Muhibah Jalur Rempah merupakan salah satu kegiatan jalur pelayaran rempah nusantara yang dilakukan oleh 34 pemuda dari 34 provinsi di Indonesia dengan Kapal Latih TNI AL KRI Dewa Ruci disertai festival budaya yang akan berlangsung di 13 titik utama jalur rempah.
Rencananya, pelayaran dimulai 17 Agustus 2021 bertepatan HUT RI ke-76 dari Banda Naira, kemudian berlanjut ke kota-kota pelabuhan di berbagai wilayah Indonesia yang dulunya menjadi rute pelayaran rempah-rempah di Indonesia seperti Ternate, Makassar, Banjarmasin, Tanjung Uban, Belawan, Aceh Utara/Lhokseumawe, Padang, Banten, Tanjung Priuk, Semarang, Benoa dan berakhir tanggal 28 Oktober 2021 bertepatan dengan Hari Sumpah Pemuda di Kota Surabaya.
Gubernur Aceh Nova Iriansyah mendukung penuh kegiatan Muhibah Jalur Rempah yang dilaksanakan Direktorat Jenderal Kebudayaan Kementerian Pendidikan dan Kebudayaan, baik kegiatan pelayaran kapal Dewa Ruci, seminar, even, sosialisasi, Pekan Kebudayaan Aceh (PKA) dan kegiatan lainnya yang berkaitan jalur rempah Nusantara hingga pengajuan ke UNESCO tahun 2024.
Walaupun pada kesempatan kunjungan pertama ini Dirjen Kebudayaan Hilmar Farid, belum berkesempatan ikut serta dengan tim Survey ke Aceh, namun Hilmar Farid menyatakan bahwa Aceh sangat luar biasa dalam catatan sejarah jalur rempah Nusantara, terbukti dengan banyaknya data tinggalan sejarah yang menunjukkan adanya hubungan diplomatik antara kerajaan-kerajaan Aceh dengan bangsa-bangsa di luar Nusantara, seperti Turki, Inggris, Portugis, Prancis, Amerika, Malaysia, dan terutama negara-negara Arab dalam manuskrip-manuskrip yang ditemui di Aceh.

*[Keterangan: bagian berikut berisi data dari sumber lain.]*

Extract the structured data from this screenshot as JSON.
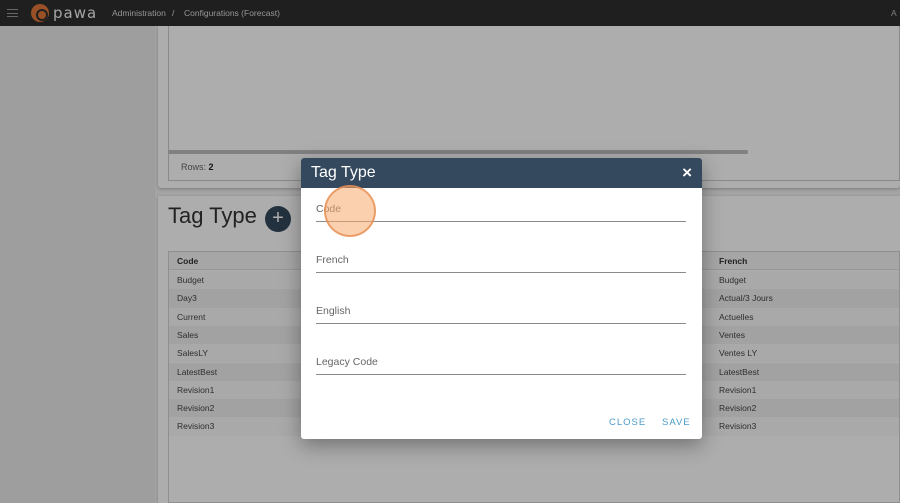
{
  "topbar": {
    "logo_text": "pawa",
    "breadcrumb": [
      "Administration",
      "/",
      "Configurations (Forecast)"
    ],
    "user_partial": "A"
  },
  "top_grid": {
    "rows_label": "Rows:",
    "rows_count": "2"
  },
  "section": {
    "title": "Tag Type",
    "add_label": "+"
  },
  "table": {
    "columns": [
      "Code",
      "French"
    ],
    "rows": [
      [
        "Budget",
        "Budget"
      ],
      [
        "Day3",
        "Actual/3 Jours"
      ],
      [
        "Current",
        "Actuelles"
      ],
      [
        "Sales",
        "Ventes"
      ],
      [
        "SalesLY",
        "Ventes LY"
      ],
      [
        "LatestBest",
        "LatestBest"
      ],
      [
        "Revision1",
        "Revision1"
      ],
      [
        "Revision2",
        "Revision2"
      ],
      [
        "Revision3",
        "Revision3"
      ]
    ]
  },
  "dialog": {
    "title": "Tag Type",
    "close_icon": "×",
    "fields": [
      {
        "label": "Code",
        "value": ""
      },
      {
        "label": "French",
        "value": ""
      },
      {
        "label": "English",
        "value": ""
      },
      {
        "label": "Legacy Code",
        "value": ""
      }
    ],
    "close_label": "CLOSE",
    "save_label": "SAVE"
  },
  "colors": {
    "header": "#34495e",
    "accent": "#4a9bc8",
    "logo": "#e2773a"
  }
}
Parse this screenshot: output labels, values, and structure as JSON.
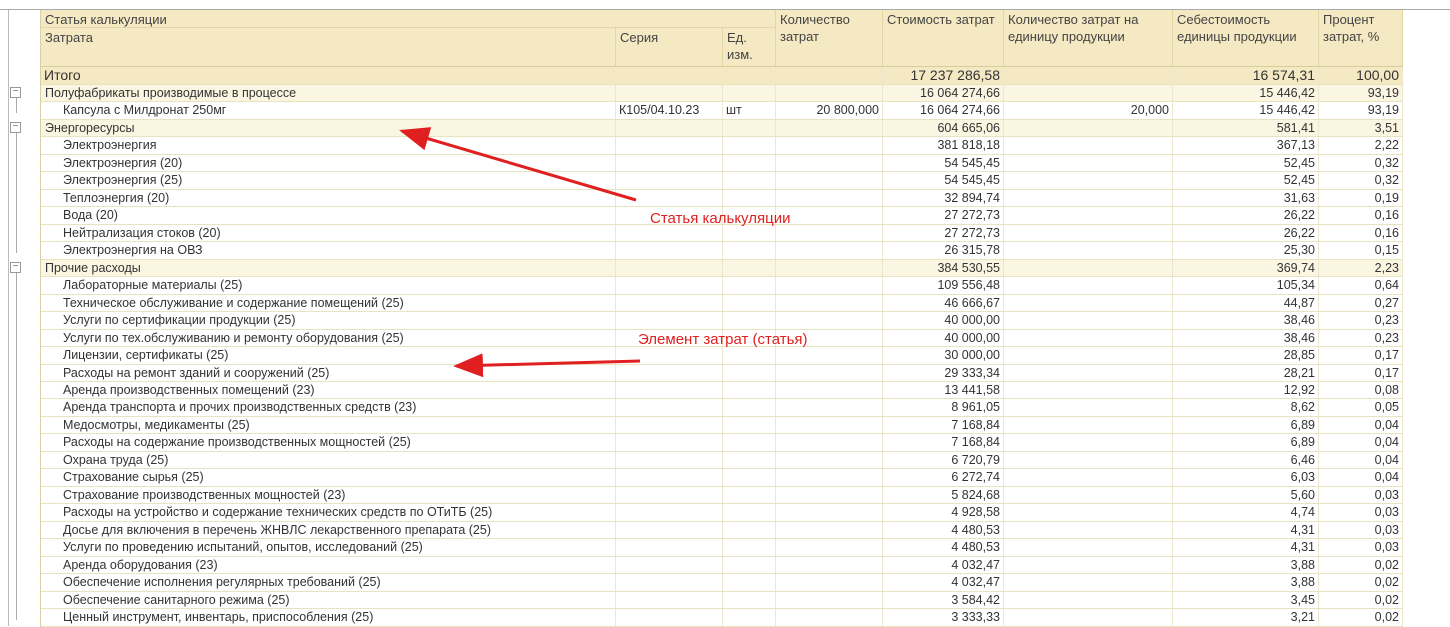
{
  "header": {
    "article": "Статья калькуляции",
    "cost": "Затрата",
    "series": "Серия",
    "unit": "Ед. изм.",
    "qty": "Количество затрат",
    "amount": "Стоимость затрат",
    "qty_per_unit": "Количество затрат на единицу продукции",
    "unit_cost": "Себестоимость единицы продукции",
    "percent": "Процент затрат, %"
  },
  "total": {
    "label": "Итого",
    "amount": "17 237 286,58",
    "unit_cost": "16 574,31",
    "percent": "100,00"
  },
  "rows": [
    {
      "type": "group",
      "name": "Полуфабрикаты производимые в процессе",
      "amount": "16 064 274,66",
      "unit_cost": "15 446,42",
      "percent": "93,19"
    },
    {
      "type": "item",
      "name": "Капсула с Милдронат 250мг",
      "series": "К105/04.10.23",
      "unit": "шт",
      "qty": "20 800,000",
      "amount": "16 064 274,66",
      "qty_per_unit": "20,000",
      "unit_cost": "15 446,42",
      "percent": "93,19"
    },
    {
      "type": "group",
      "name": "Энергоресурсы",
      "amount": "604 665,06",
      "unit_cost": "581,41",
      "percent": "3,51"
    },
    {
      "type": "item",
      "name": "Электроэнергия",
      "amount": "381 818,18",
      "unit_cost": "367,13",
      "percent": "2,22"
    },
    {
      "type": "item",
      "name": "Электроэнергия (20)",
      "amount": "54 545,45",
      "unit_cost": "52,45",
      "percent": "0,32"
    },
    {
      "type": "item",
      "name": "Электроэнергия (25)",
      "amount": "54 545,45",
      "unit_cost": "52,45",
      "percent": "0,32"
    },
    {
      "type": "item",
      "name": "Теплоэнергия (20)",
      "amount": "32 894,74",
      "unit_cost": "31,63",
      "percent": "0,19"
    },
    {
      "type": "item",
      "name": "Вода (20)",
      "amount": "27 272,73",
      "unit_cost": "26,22",
      "percent": "0,16"
    },
    {
      "type": "item",
      "name": "Нейтрализация стоков (20)",
      "amount": "27 272,73",
      "unit_cost": "26,22",
      "percent": "0,16"
    },
    {
      "type": "item",
      "name": "Электроэнергия на ОВЗ",
      "amount": "26 315,78",
      "unit_cost": "25,30",
      "percent": "0,15"
    },
    {
      "type": "group",
      "name": "Прочие расходы",
      "amount": "384 530,55",
      "unit_cost": "369,74",
      "percent": "2,23"
    },
    {
      "type": "item",
      "name": "Лабораторные материалы (25)",
      "amount": "109 556,48",
      "unit_cost": "105,34",
      "percent": "0,64"
    },
    {
      "type": "item",
      "name": "Техническое обслуживание и содержание помещений (25)",
      "amount": "46 666,67",
      "unit_cost": "44,87",
      "percent": "0,27"
    },
    {
      "type": "item",
      "name": "Услуги по сертификации продукции (25)",
      "amount": "40 000,00",
      "unit_cost": "38,46",
      "percent": "0,23"
    },
    {
      "type": "item",
      "name": "Услуги по тех.обслуживанию и ремонту оборудования (25)",
      "amount": "40 000,00",
      "unit_cost": "38,46",
      "percent": "0,23"
    },
    {
      "type": "item",
      "name": "Лицензии, сертификаты (25)",
      "amount": "30 000,00",
      "unit_cost": "28,85",
      "percent": "0,17"
    },
    {
      "type": "item",
      "name": "Расходы на ремонт зданий и сооружений (25)",
      "amount": "29 333,34",
      "unit_cost": "28,21",
      "percent": "0,17"
    },
    {
      "type": "item",
      "name": "Аренда производственных помещений (23)",
      "amount": "13 441,58",
      "unit_cost": "12,92",
      "percent": "0,08"
    },
    {
      "type": "item",
      "name": "Аренда транспорта и прочих производственных средств (23)",
      "amount": "8 961,05",
      "unit_cost": "8,62",
      "percent": "0,05"
    },
    {
      "type": "item",
      "name": "Медосмотры, медикаменты (25)",
      "amount": "7 168,84",
      "unit_cost": "6,89",
      "percent": "0,04"
    },
    {
      "type": "item",
      "name": "Расходы на содержание производственных мощностей (25)",
      "amount": "7 168,84",
      "unit_cost": "6,89",
      "percent": "0,04"
    },
    {
      "type": "item",
      "name": "Охрана труда (25)",
      "amount": "6 720,79",
      "unit_cost": "6,46",
      "percent": "0,04"
    },
    {
      "type": "item",
      "name": "Страхование сырья (25)",
      "amount": "6 272,74",
      "unit_cost": "6,03",
      "percent": "0,04"
    },
    {
      "type": "item",
      "name": "Страхование производственных мощностей (23)",
      "amount": "5 824,68",
      "unit_cost": "5,60",
      "percent": "0,03"
    },
    {
      "type": "item",
      "name": "Расходы на устройство и содержание технических средств по ОТиТБ (25)",
      "amount": "4 928,58",
      "unit_cost": "4,74",
      "percent": "0,03"
    },
    {
      "type": "item",
      "name": "Досье для включения в перечень ЖНВЛС лекарственного препарата (25)",
      "amount": "4 480,53",
      "unit_cost": "4,31",
      "percent": "0,03"
    },
    {
      "type": "item",
      "name": "Услуги по проведению испытаний, опытов, исследований (25)",
      "amount": "4 480,53",
      "unit_cost": "4,31",
      "percent": "0,03"
    },
    {
      "type": "item",
      "name": "Аренда оборудования (23)",
      "amount": "4 032,47",
      "unit_cost": "3,88",
      "percent": "0,02"
    },
    {
      "type": "item",
      "name": "Обеспечение исполнения регулярных требований (25)",
      "amount": "4 032,47",
      "unit_cost": "3,88",
      "percent": "0,02"
    },
    {
      "type": "item",
      "name": "Обеспечение санитарного режима (25)",
      "amount": "3 584,42",
      "unit_cost": "3,45",
      "percent": "0,02"
    },
    {
      "type": "item",
      "name": "Ценный инструмент, инвентарь, приспособления (25)",
      "amount": "3 333,33",
      "unit_cost": "3,21",
      "percent": "0,02"
    }
  ],
  "annotations": {
    "article": "Статья калькуляции",
    "element": "Элемент затрат (статья)"
  },
  "colors": {
    "header_bg": "#f4e9c2",
    "group_bg": "#fbf6e2",
    "arrow": "#e02020"
  }
}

Potensi besar sejarah rempah di Aceh harus terus digali, dibuat narasinya karena rempah adalah anugerah yang memberikan pengaruh besar bagi kehidupan bangsa Indonesia.
Pada Muhibah Jalur Rempah titik singgah Aceh Utara dan kemungkinan juga di Banda Aceh, Ahmad Mahendra juga menegaskan bahwa apa yang telah dilihat dan ditemui ketika survei berlangsung adalah potensi besar yang akan diangkat pada Festival Muhibah Jalur Rempah.
Muhibah Jalur Rempah juga dapat mengangkat potensi dari seniman-seniman Aceh, baik musik, tari, teater dan tradisi tutur Aceh dikolaborasikan dengan artis-artis nasional yang berskala internasional.
Menurut Mahendra pada saat Festival Muhibah Jalur Rempah, menampilkan talenta seniman Aceh yang terbaik, karena momen ini akan disaksikan bukan hanya oleh Indonesia tetapi bisa disaksikan di seluruh penjuru dunia melalui Kanal Budaya Ditjen Kebudayaan.
Selain itu posisi letak geografis Aceh di silang jalur pelayaran dunia dan Kerajaan Samudera Pasai abad ke-13 sebagai kerajaan Islam pertama di Nusantara, pastinya meninggalkan situs sejarah yang menguatkan menjadikan Aceh sebagai ujung tombak jalur rempah dunia.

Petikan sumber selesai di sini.